A new AI training paradigm, Reinforcement Learning with Verifiable Rewards with Self-Distillation (RLSD), has been introduced by researchers from JD.com and academic institutions. This technique aims to reduce the substantial resource demands typically associated with training AI reasoning models. RLSD integrates the performance tracking of reinforcement learning with the detailed feedback of self-distillation, offering a more efficient approach.
Experiments demonstrate that models trained using RLSD achieve superior performance compared to those developed with conventional distillation or reinforcement learning algorithms. This breakthrough promises to lower the technical and financial hurdles for enterprises seeking to develop custom reasoning models aligned with their specific business logic.

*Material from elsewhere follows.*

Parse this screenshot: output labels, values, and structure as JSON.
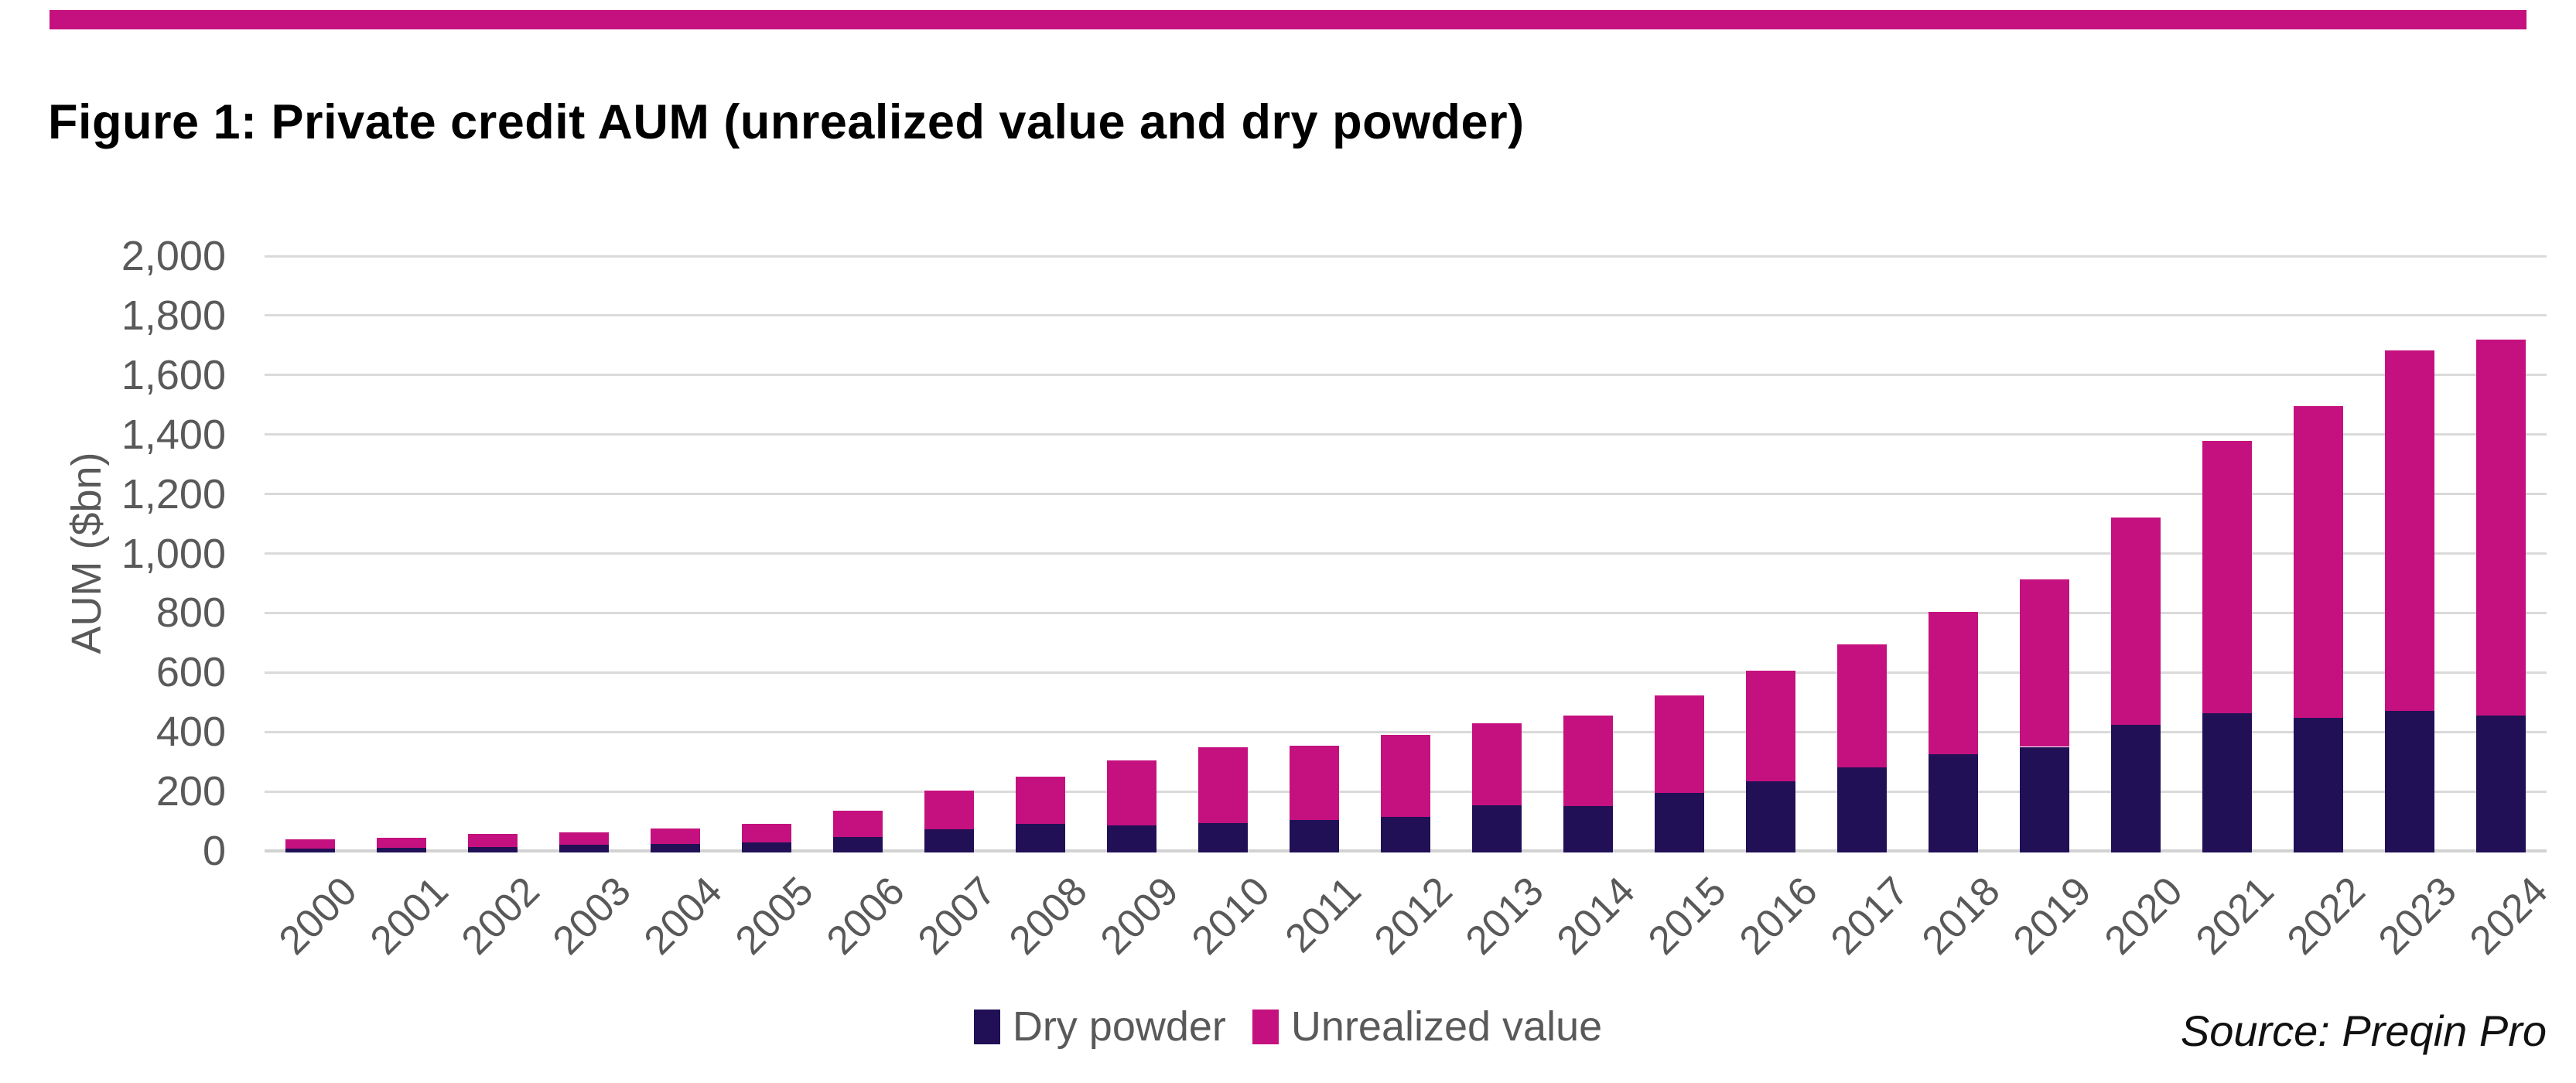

The RLSD framework decouples the direction and magnitude of parameter updates. It uses verifiable environmental feedback for update direction and repurposes self-distillation's token-by-token assessment to determine the magnitude. This method avoids the pitfalls of previous techniques like On-Policy Distillation (OPD) and On-Policy Self-Distillation (OPSD), which suffered from sparse feedback or privileged information leakage, respectively.
In testing, RLSD models achieved the highest average accuracy across multiple visual reasoning benchmarks, notably outperforming other methods. The framework also offers significant efficiency gains, demonstrating a faster convergence rate than standard algorithms. RLSD's stability and performance ceiling also surpass OPSD, which experienced performance degradation over time.